In This Issue

Chronic hepatitis B virus (HBV) infection is a major risk factor for hepatocellular carcinoma, a cancer associated with recurrent intrahepatic metastasis and poor prognosis. HBx is the only viral gene product consistently present in hepatic tumor cells, and previous work has focused mainly on its potential role in tumor development. Manuel López-Cabrera and colleagues, in contrast, have studied the role of HBx in metastasis. As they report on pages 1831–1838, HBx expression induces tumor cell invasion in vitro and in vivo. The invasive phenotype is associated with increased levels of cyclooxygenase-2 (COX-2) and matrix metalloproteinases and can be blocked by COX-2 inhibitors. HBx, a transcriptional activator, upregulates COX-2 expression at the mRNA and protein levels. These results suggest that HBx plays a direct role in the late stages of hepatocellular carcinoma.

Inflammatory bowel diseases are associated with chronic inflammation of the intestinal tract. Affected tissue is characterized by dense leukocyte infiltrate, and therapeutic strategies to interfere with adhesion molecules necessary for leukocyte migration and activation are under investigation. Antonin de Fougerolles and colleagues have focused on the collagen-binding integrin α1β1, which is expressed on the surface of activated T cells and monocytes. They report (pages 1773–1782) that lack of α1β1 integrin or its blockage with antibody attenuated disease in a mouse model of colitis. This effect occurred independently of lymphocytes, and α1β1-expressing monocytes were identified as a key cell type involved in the development of colitis in this model. These results underscore the importance of innate immunity in addition to the interaction of leukocytes with the extracellular matrix in regulating local inflammatory responses.

Modified versions of the Tetrahymena group I intron ribozyme have been used previously to repair defective proteins in cultured cells, but the general applicability and efficiency of the process is still unclear. In an article beginning on page 1783, Alfred George, Jr., and colleagues demonstrate that ribozyme-mediated trans-splicing can repair a mutant chloride channel mRNA transcript. The ribozyme they engineered catalyzed trans-splicing of a 4 kb-long restorative exon (compared with 1.1 kb, the largest exon trans-spliced previously), and the repaired mRNA product is translated into a functional channel. While this is the first demonstration of complete restoration of protein function using trans-splicing ribozymes, the efficiency of the trans-splicing reaction remains a critical issue. Overall repair efficiency in the study was low, but detailed analysis revealed a striking heterogeneity among individual cells. Future experiments will need to explain that heterogeneity and might suggest ways to increase overall efficiency.

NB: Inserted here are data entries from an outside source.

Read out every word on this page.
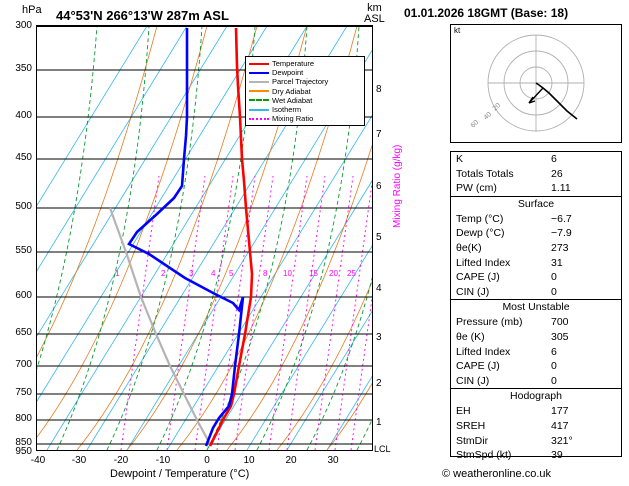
hPa 44°53'N 266°13'W 287m ASL	km
ASL
1	2	3 4 5	8 10 15 20 25
Temperature
Dewpoint
Parcel Trajectory
Dry Adiabat
Wet Adiabat
Isotherm
Mixing Ratio
300
350
400
450
500
550
600
650
700
750
800
850
950
-40	-30	-20	-10	0	10	20	30
Dewpoint / Temperature (°C)
8
7
6
5
4
3
2
1
Mixing Ratio (g/kg)
LCL
01.01.2026 18GMT (Base: 18)
kt
20
40
60
K	6
Totals Totals	26
PW (cm)	1.11
Surface
Temp (°C)	−6.7
Dewp (°C)	−7.9
θe(K)	273
Lifted Index	31
CAPE (J)	0
CIN (J)	0
Most Unstable
Pressure (mb)	700
θe (K)	305
Lifted Index	6
CAPE (J)	0
CIN (J)	0
Hodograph
EH	177
SREH	417
StmDir	321°
StmSpd (kt)	39
© weatheronline.co.uk
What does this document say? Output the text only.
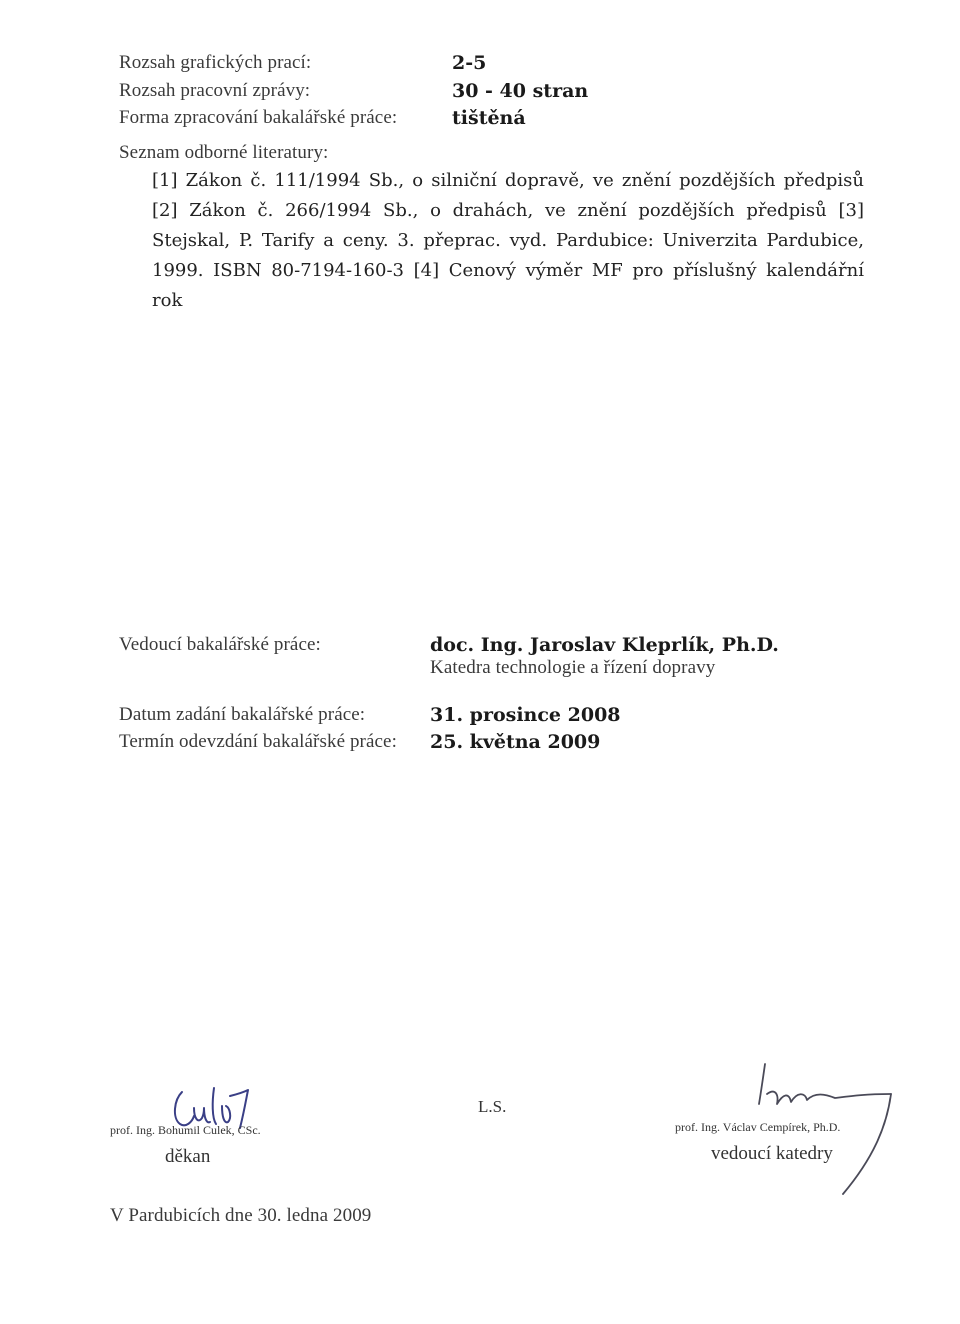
Rozsah grafických prací:	2-5
Rozsah pracovní zprávy:	30 - 40 stran
Forma zpracování bakalářské práce:	tištěná
Seznam odborné literatury:
[1] Zákon č. 111/1994 Sb., o silniční dopravě, ve znění pozdějších předpisů [2] Zákon č. 266/1994 Sb., o drahách, ve znění pozdějších předpisů [3] Stejskal, P. Tarify a ceny. 3. přeprac. vyd. Pardubice: Univerzita Pardubice, 1999. ISBN 80-7194-160-3 [4] Cenový výměr MF pro příslušný kalendářní rok
Vedoucí bakalářské práce:	doc. Ing. Jaroslav Kleprlík, Ph.D.
Katedra technologie a řízení dopravy
Datum zadání bakalářské práce:	31. prosince 2008
Termín odevzdání bakalářské práce: 25. května 2009
prof. Ing. Bohumil Culek, CSc.
děkan
L.S.
prof. Ing. Václav Cempírek, Ph.D.
vedoucí katedry
V Pardubicích dne 30. ledna 2009
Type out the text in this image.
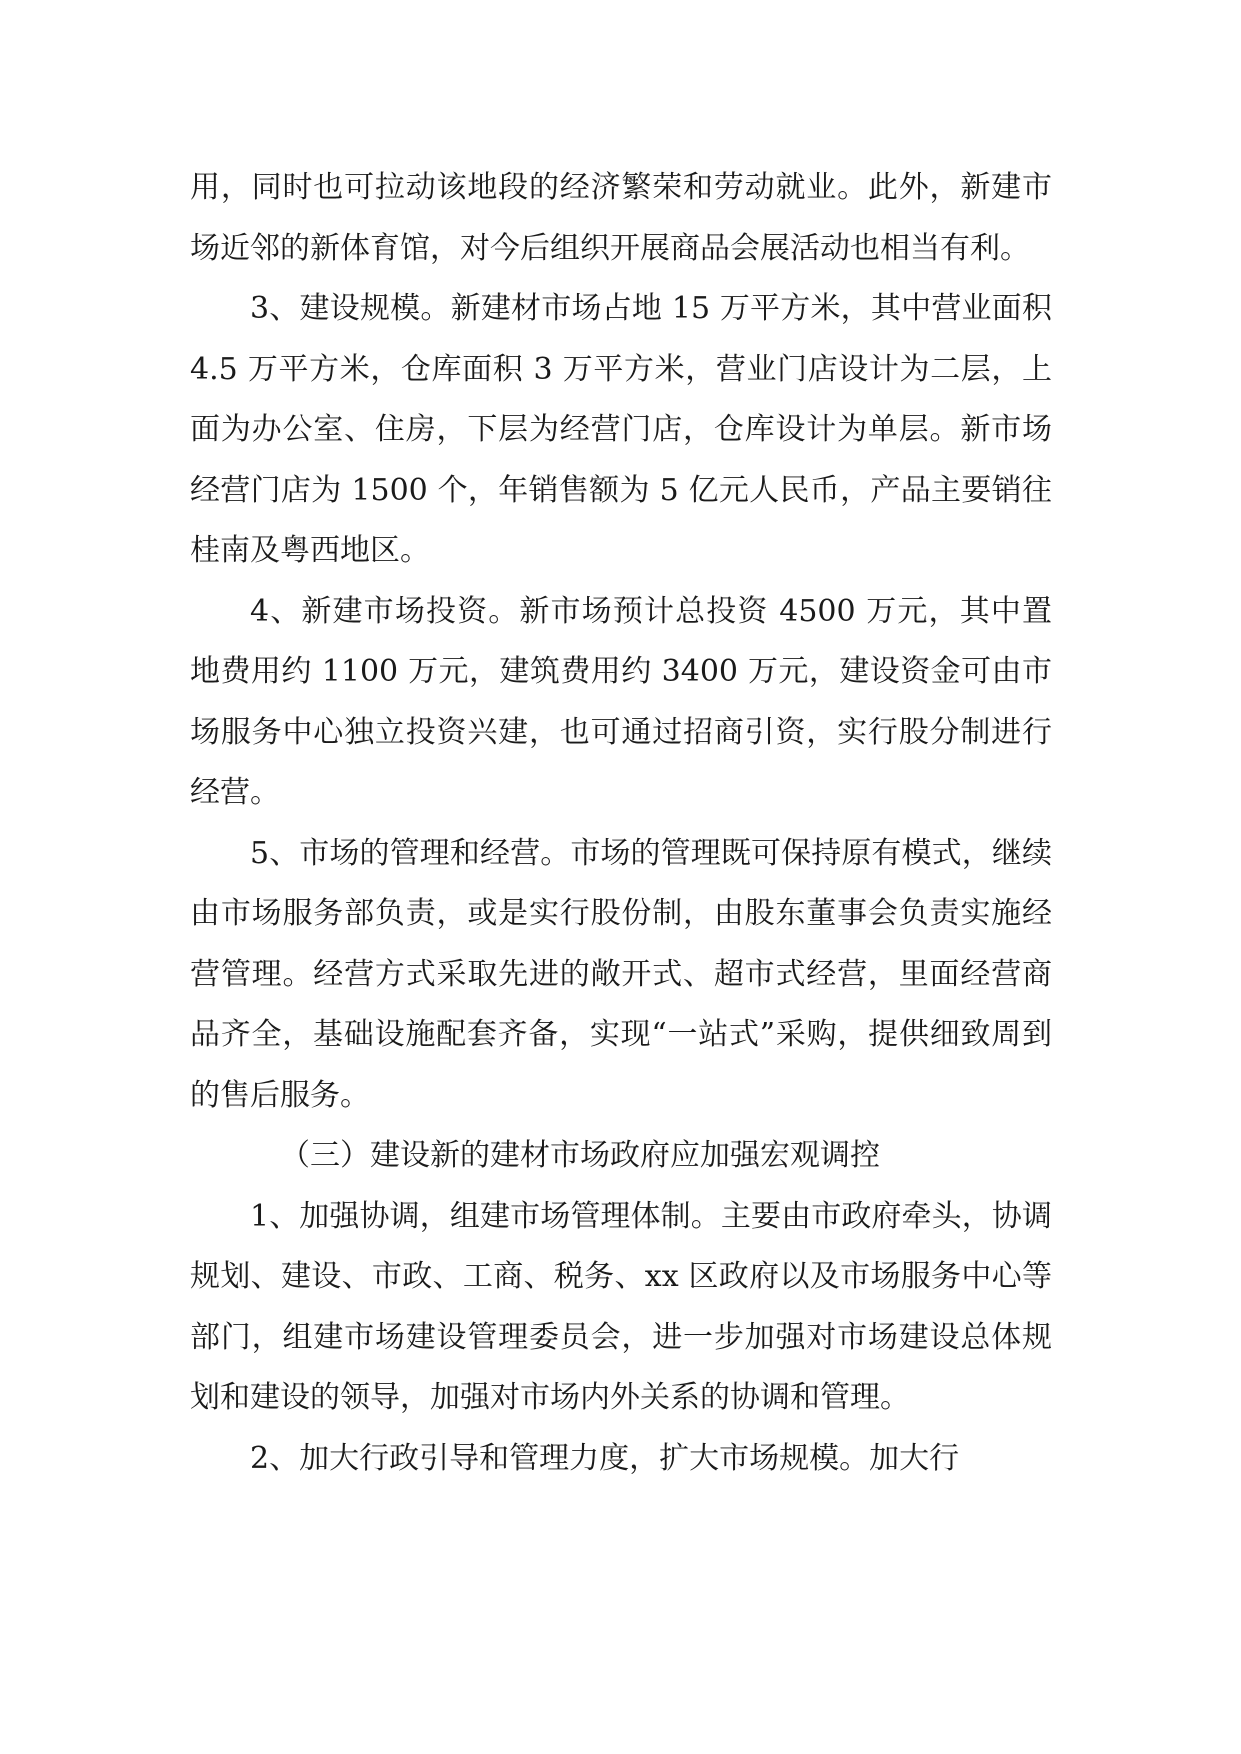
用，同时也可拉动该地段的经济繁荣和劳动就业。此外，新建市场近邻的新体育馆，对今后组织开展商品会展活动也相当有利。

3、建设规模。新建材市场占地 15 万平方米，其中营业面积 4.5 万平方米，仓库面积 3 万平方米，营业门店设计为二层，上面为办公室、住房，下层为经营门店，仓库设计为单层。新市场经营门店为 1500 个，年销售额为 5 亿元人民币，产品主要销往桂南及粤西地区。

4、新建市场投资。新市场预计总投资 4500 万元，其中置地费用约 1100 万元，建筑费用约 3400 万元，建设资金可由市场服务中心独立投资兴建，也可通过招商引资，实行股分制进行经营。

5、市场的管理和经营。市场的管理既可保持原有模式，继续由市场服务部负责，或是实行股份制，由股东董事会负责实施经营管理。经营方式采取先进的敞开式、超市式经营，里面经营商品齐全，基础设施配套齐备，实现“一站式”采购，提供细致周到的售后服务。

（三）建设新的建材市场政府应加强宏观调控

1、加强协调，组建市场管理体制。主要由市政府牵头，协调规划、建设、市政、工商、税务、xx 区政府以及市场服务中心等部门，组建市场建设管理委员会，进一步加强对市场建设总体规划和建设的领导，加强对市场内外关系的协调和管理。

2、加大行政引导和管理力度，扩大市场规模。加大行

Histamine has numerous functions in the mammalian immune, digestive, and nervous systems. Previous studies suggested that histamine may regulate food intake, a function most likely mediated by H3 receptors in the hypothalamus. Hidehito Kotani and colleagues have directly tested this hypothesis by generating and analyzing mice lacking H3 receptors. As they report (pages 1791–1799), the mutant animals are mildly obese, have increased food intake and adipodisity, and also have reduced energy expenditure. In addition, they have increased levels of plasma leptin and insulin, exhibit resistance to both hormones, and show decreased levels of histamine and increased histamine turnover in the hypothalamic and thalamic brain regions. These results demonstrate a critical role of H3 receptors in the control of body weight in mice.

Pig cells, unlike those of humans and Old World primates, express a specific trisaccharide (αGal) on their surfaces, and antibody-mediated destruction of donor tissues is a major hurdle of pig-to-primate organ transplantation. One way to avoid this problem is to sequester the circulating αGal antibodies and thus prevent them from binding to and destroying the donor tissue. Andreas Katopodis and colleagues developed a soluble αGal-polylysine conjugate (called GAS914) that effectively competes with cell-surface αGal for antibody binding. On pages 1869–1877 the authors report that in different monkey species, injections of GAS914 drastically reduced the levels of circulating αGal antibodies and anti-pig cytotoxicity. The conjugate binds to circulating antibodies, and the complex is quickly metabolized and excreted without apparent acute or chronic toxicity. The GAS backbone may be a promising scaffold to which to attach other antigens for the antigen-specific removal of antibodies in vivo.